In an end tag Mack, his faith restored, is given a crucifix as a gift by Elena (the same crucifix seen in the vision of the dying S.H.I.E.L.D. agent).

== Production ==

=== Development ===
In April 2016, Marvel announced that the twentieth episode of the season would be titled "Emancipation", to be written by Craig Titley, with Vincent Misiano directing.

=== Casting ===

In April 2016, Marvel revealed that main cast members Clark Gregg, Ming-Na Wen, Brett Dalton, Chloe Bennet, Iain De Caestecker, Elizabeth Henstridge, Nick Blood, Adrianne Palicki, Henry Simmons, and Luke Mitchell would star as Phil Coulson, Melinda May, Hive, Daisy Johnson, Leo Fitz, Jemma Simmons, Lance Hunter, Bobbi Morse, Alphonso "Mack" Mackenzie, and Lincoln Campbell, respectively. It was also revealed that the guest cast for the episode would include Axle Whitehead as James, John Hannah as Holden Radcliffe, Natalia Cordova-Buckley as Elena "Yo-Yo" Rodriguez, Adrian Pasdar as Brigadier General Glenn Talbot, Trevor Torseth as Pete Boggs, Jean Paul San Pedro as Jackson, Courtney Friel as newscaster and Jason Sweat as recruit #1. Torseth, Pedro, Friel, and Sweat did not receive guest star credit in the episode. Whitehead, Hannah, Cordova-Buckley, and Pasdar reprise their roles from earlier in the series. Matthew Willig also reprises his role as Lash. Blood and Palicki do not ultimately appear.

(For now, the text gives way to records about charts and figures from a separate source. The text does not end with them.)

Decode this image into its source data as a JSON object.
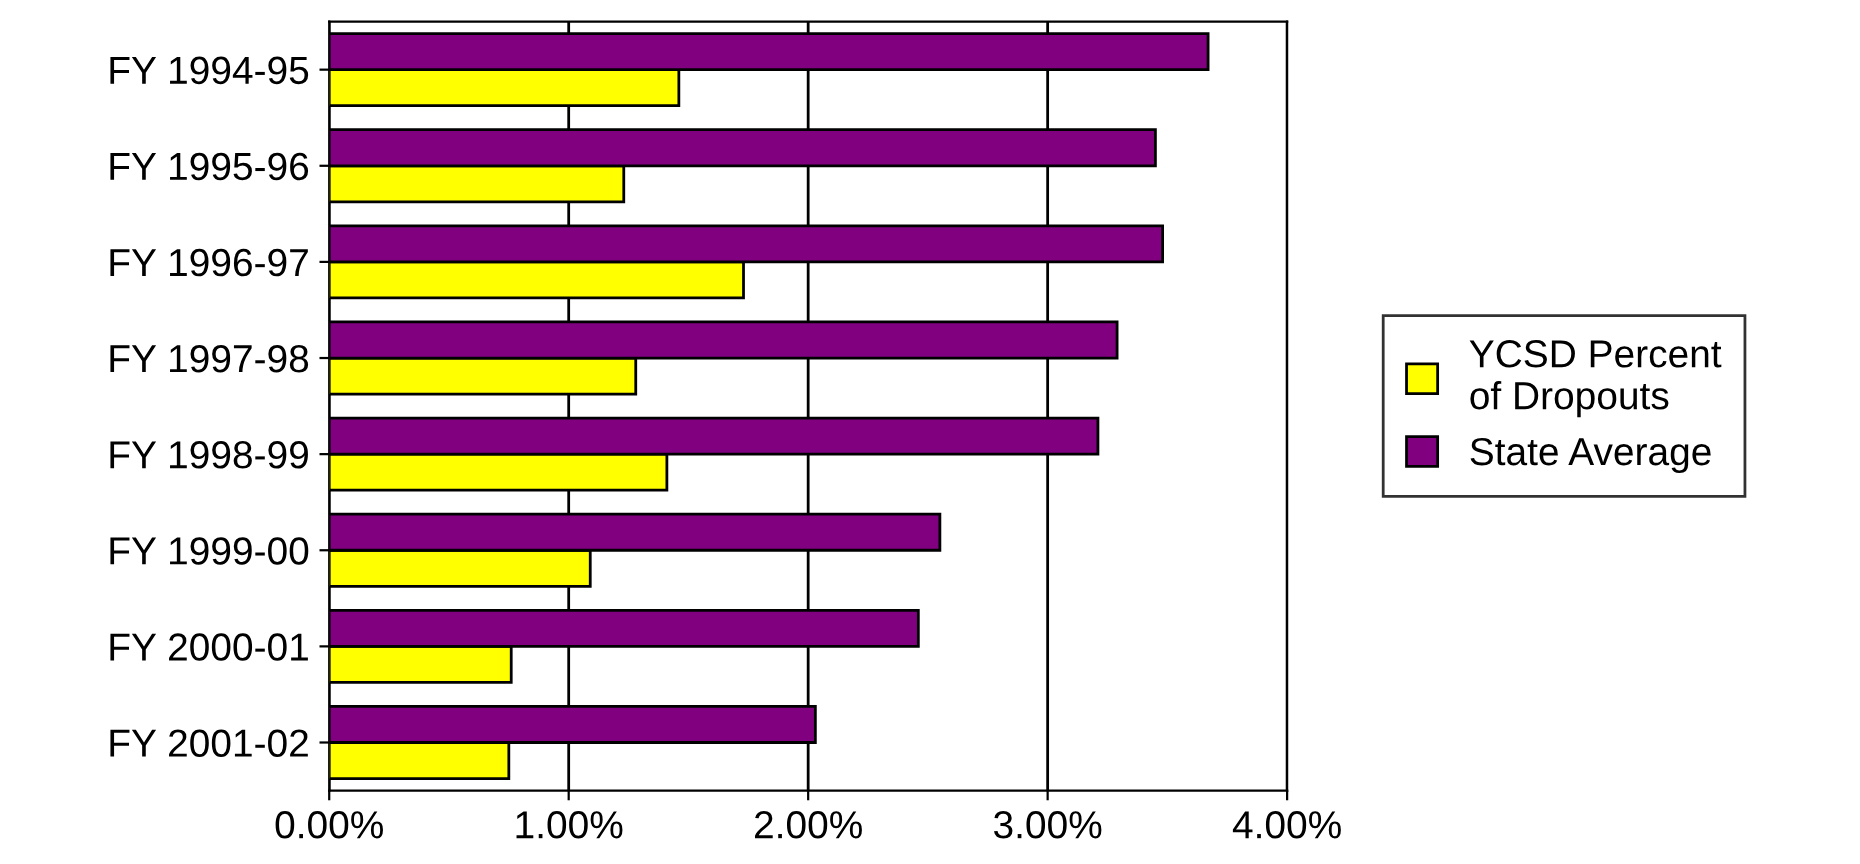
{
  "chart_data": {
    "type": "bar",
    "orientation": "horizontal",
    "categories": [
      "FY 1994-95",
      "FY 1995-96",
      "FY 1996-97",
      "FY 1997-98",
      "FY 1998-99",
      "FY 1999-00",
      "FY 2000-01",
      "FY 2001-02"
    ],
    "series": [
      {
        "name": "YCSD Percent\nof Dropouts",
        "color": "#ffff00",
        "values": [
          1.46,
          1.23,
          1.73,
          1.28,
          1.41,
          1.09,
          0.76,
          0.75
        ]
      },
      {
        "name": "State Average",
        "color": "#800080",
        "values": [
          3.67,
          3.45,
          3.48,
          3.29,
          3.21,
          2.55,
          2.46,
          2.03
        ]
      }
    ],
    "xlim": [
      0,
      4
    ],
    "xticks": [
      {
        "value": 0,
        "label": "0.00%"
      },
      {
        "value": 1,
        "label": "1.00%"
      },
      {
        "value": 2,
        "label": "2.00%"
      },
      {
        "value": 3,
        "label": "3.00%"
      },
      {
        "value": 4,
        "label": "4.00%"
      }
    ],
    "grid": "x",
    "legend": "right"
  }
}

=== Marvel Cinematic Universe tie-ins ===
The episode is set in the aftermath of Captain America: Civil War, and deals with how the Inhumans are affected by the Sokovia Accords, with some members of the S.H.I.E.L.D. team feeling "Inhumans should be registered and [others] who feel that's a first step to them being sequestered, imprisoned, exterminated." Bennet said, "we've been dealing with the bigger issues of Civil War on a smaller, more personal scale for a while now. It's been building. We've been having our own mini version of Civil War." Wen noted that "the connection is there, but it's also very tenuous at this point, because S.H.I.E.L.D. has become so isolated with what's going on with the Avengers and them not knowing still that Coulson is alive." The episode explains the film's lack of acknowledgement of the Inhumans and the wider effects of the Accords—due to the film having been written before the series' third season began production—by noting that S.H.I.E.L.D. would have to become "a legitimate organization again" if it revealed itself and the Inhumans to the general public, and "with that would come any rules and regulations that come with government oversight" which would interfere with the groups' attempts to defeat Hive.

The episode also acknowledges the death of Peggy Carter in Civil War, which executive producer Jeffrey Bell said was important for the series due to her role in the universe as a founder of S.H.I.E.L.D., adding, "Any time we can make a connection to her, whether in a flashback or dealing with what's happening now, it makes the universe smaller." At the time of "Emancipation"'s airing, the fate of the character's own television series Agent Carter was unknown, with several outlets noting that this could be a surprise, meta-announcement of that series' cancellation. ABC officially canceled the series two days later.

== Broadcast ==
"Emancipation" was first aired in the United States on ABC on May 10, 2016.

== Reception ==

=== Ratings ===
In the United States the episode received a 0.9/3 percent share among adults between the ages of 18 and 49, meaning that it was seen by 0.9 percent of all households, and 3 percent of all of those watching television at the time of the broadcast. It was watched by 2.93 million viewers.